Event Buffering / Proxying
All events of the source stream are hijacked by overwriting the source.emit
method. Until node implements a catch-all event listener, this is the only way.
However, delayed-stream still continues to emit all events it captures on the
source, regardless of whether you have released the delayed stream yet or
not.
Upon creation, delayed-stream captures all source events and stores them in
an internal event buffer. Once delayedStream.release() is called, all
buffered events are emitted on the delayedStream, and the event buffer is
cleared.
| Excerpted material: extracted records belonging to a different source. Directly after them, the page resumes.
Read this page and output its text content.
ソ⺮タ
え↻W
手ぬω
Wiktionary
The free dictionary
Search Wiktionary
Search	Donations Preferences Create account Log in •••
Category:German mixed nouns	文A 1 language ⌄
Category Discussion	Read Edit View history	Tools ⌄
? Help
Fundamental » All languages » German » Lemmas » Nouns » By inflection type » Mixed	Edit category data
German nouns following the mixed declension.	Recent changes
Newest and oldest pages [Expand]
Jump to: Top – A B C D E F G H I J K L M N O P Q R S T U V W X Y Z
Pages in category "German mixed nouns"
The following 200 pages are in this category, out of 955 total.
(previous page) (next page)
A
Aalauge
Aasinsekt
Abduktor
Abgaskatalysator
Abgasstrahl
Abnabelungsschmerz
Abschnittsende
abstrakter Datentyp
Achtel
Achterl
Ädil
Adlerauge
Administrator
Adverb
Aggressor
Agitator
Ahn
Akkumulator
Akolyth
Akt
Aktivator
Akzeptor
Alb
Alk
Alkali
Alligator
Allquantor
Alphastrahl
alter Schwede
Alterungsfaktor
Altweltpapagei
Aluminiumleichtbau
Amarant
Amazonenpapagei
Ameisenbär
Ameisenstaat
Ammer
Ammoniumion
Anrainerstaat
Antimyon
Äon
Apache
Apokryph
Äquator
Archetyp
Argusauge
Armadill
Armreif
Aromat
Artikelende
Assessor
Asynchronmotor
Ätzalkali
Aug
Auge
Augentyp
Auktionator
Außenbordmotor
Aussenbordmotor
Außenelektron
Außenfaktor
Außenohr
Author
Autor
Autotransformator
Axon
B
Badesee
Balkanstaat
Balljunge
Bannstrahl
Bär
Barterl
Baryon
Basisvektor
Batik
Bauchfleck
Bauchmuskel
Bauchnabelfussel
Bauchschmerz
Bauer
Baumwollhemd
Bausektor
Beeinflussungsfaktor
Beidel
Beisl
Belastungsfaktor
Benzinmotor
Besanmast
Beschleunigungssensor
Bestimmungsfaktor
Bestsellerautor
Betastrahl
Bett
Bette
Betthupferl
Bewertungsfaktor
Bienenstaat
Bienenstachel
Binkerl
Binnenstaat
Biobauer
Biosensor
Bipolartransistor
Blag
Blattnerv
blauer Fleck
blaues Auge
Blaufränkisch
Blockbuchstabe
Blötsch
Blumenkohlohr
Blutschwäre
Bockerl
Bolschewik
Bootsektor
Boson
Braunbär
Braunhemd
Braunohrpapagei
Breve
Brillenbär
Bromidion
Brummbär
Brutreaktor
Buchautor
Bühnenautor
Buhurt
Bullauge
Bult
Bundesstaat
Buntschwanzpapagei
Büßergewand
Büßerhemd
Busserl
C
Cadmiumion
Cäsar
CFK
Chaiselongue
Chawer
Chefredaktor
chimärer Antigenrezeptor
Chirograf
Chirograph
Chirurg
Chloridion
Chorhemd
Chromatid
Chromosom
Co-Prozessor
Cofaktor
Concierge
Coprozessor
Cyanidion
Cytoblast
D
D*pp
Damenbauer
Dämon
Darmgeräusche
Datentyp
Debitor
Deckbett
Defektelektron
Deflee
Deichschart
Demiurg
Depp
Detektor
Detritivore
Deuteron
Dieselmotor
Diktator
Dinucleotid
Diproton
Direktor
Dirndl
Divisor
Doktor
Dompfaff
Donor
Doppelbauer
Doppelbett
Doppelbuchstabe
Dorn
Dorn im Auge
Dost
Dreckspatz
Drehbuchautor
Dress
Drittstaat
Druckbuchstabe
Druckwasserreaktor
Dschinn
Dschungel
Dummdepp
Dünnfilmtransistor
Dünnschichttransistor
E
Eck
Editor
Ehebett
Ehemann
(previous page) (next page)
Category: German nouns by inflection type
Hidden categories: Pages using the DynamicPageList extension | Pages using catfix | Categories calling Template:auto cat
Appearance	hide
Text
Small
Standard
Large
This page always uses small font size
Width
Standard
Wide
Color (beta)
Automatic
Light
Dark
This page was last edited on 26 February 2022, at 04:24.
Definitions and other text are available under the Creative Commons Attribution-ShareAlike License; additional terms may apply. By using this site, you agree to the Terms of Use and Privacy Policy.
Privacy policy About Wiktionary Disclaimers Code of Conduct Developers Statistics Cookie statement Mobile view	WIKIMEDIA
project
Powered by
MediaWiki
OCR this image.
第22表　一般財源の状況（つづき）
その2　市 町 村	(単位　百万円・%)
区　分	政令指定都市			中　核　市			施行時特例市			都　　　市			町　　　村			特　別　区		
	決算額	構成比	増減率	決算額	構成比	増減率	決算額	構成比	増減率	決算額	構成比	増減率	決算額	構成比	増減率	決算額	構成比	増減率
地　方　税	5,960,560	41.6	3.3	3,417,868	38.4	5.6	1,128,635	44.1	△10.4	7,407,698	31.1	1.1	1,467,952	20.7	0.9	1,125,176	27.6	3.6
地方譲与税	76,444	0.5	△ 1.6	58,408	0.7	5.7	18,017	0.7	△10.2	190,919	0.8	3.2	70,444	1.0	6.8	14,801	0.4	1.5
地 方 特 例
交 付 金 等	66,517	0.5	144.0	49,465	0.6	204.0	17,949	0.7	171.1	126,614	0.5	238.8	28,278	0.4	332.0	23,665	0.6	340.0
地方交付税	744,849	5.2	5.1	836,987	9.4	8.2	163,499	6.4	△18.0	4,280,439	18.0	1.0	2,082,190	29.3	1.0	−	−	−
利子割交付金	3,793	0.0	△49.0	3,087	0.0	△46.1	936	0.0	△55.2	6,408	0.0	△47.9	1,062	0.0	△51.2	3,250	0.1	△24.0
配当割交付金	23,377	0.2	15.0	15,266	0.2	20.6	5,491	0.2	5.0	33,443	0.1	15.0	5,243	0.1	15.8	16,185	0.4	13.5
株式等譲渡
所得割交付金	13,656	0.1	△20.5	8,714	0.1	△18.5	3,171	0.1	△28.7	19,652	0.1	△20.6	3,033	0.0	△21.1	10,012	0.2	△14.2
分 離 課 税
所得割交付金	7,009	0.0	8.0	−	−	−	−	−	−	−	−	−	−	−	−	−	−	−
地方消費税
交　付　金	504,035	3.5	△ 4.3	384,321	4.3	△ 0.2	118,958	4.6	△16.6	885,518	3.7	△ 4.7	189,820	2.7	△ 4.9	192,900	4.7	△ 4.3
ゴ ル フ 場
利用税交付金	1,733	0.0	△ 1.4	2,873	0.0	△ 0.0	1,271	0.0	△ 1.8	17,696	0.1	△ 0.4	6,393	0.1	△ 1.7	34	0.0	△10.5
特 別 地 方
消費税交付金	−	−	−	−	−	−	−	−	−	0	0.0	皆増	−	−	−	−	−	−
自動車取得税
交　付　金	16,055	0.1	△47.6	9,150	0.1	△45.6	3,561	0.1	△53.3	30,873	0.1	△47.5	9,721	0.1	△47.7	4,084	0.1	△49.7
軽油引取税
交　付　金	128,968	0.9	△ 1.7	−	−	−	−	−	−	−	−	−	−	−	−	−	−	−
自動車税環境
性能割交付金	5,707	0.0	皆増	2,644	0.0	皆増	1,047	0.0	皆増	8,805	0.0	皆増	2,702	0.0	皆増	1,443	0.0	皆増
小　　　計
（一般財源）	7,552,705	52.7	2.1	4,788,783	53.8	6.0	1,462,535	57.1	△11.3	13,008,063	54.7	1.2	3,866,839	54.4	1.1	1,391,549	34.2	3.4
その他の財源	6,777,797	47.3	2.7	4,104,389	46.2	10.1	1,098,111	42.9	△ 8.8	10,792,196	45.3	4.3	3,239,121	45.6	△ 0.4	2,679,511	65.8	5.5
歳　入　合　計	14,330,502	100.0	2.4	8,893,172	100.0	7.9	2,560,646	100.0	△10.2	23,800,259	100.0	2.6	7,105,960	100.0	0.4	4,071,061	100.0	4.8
After that, delayed-stream merely acts as a proxy for the underlaying
source.
Error handling
Error events on source are buffered / proxied just like any other events.
However, delayedStream.create attaches a no-op 'error' listener to the
source. This way you only have to handle errors on the delayedStream
object, rather than in two places.
Buffer limits
delayed-stream provides a maxDataSize property that can be used to limit
the amount of data being buffered. In order to protect you from bad source
streams that don't react to source.pause(), this feature is enabled by
default.
API
DelayedStream.create(source, [options])
Returns a new delayedStream. Available options are:
pauseStreammaxDataSize
The description for those properties can be found below.
delayedStream.source
The source stream managed by this object. This is useful if you are
passing your delayedStream around, and you still want to access properties
on the source object.
delayedStream.pauseStream = true
Whether to pause the underlaying source when calling
DelayedStream.create(). Modifying this property afterwards has no effect.
delayedStream.maxDataSize = 1024 * 1024
The amount of data to buffer before emitting an error.
If the underlaying source is emitting Buffer objects, the maxDataSize
refers to bytes.
If the underlaying source is emitting JavaScript strings, the size refers to characters.
If you know what you are doing, you can set this property to Infinity to
disable this feature. You can also modify this property during runtime.
delayedStream.dataSize = 0
The amount of data buffered so far.
delayedStream.readable
An ECMA5 getter that returns the value of source.readable.
delayedStream.resume()
If the delayedStream has not been released so far, delayedStream.release()
is called.
In either case, source.resume() is called.
delayedStream.pause()
Calls source.pause().
delayedStream.pipe(dest)
Calls delayedStream.resume() and then proxies the arguments to source.pipe.
delayedStream.release()
Emits and clears all events that have been buffered up so far. This does not
resume the underlaying source, use delayedStream.resume() instead.
License
delayed-stream is licensed under the MIT license.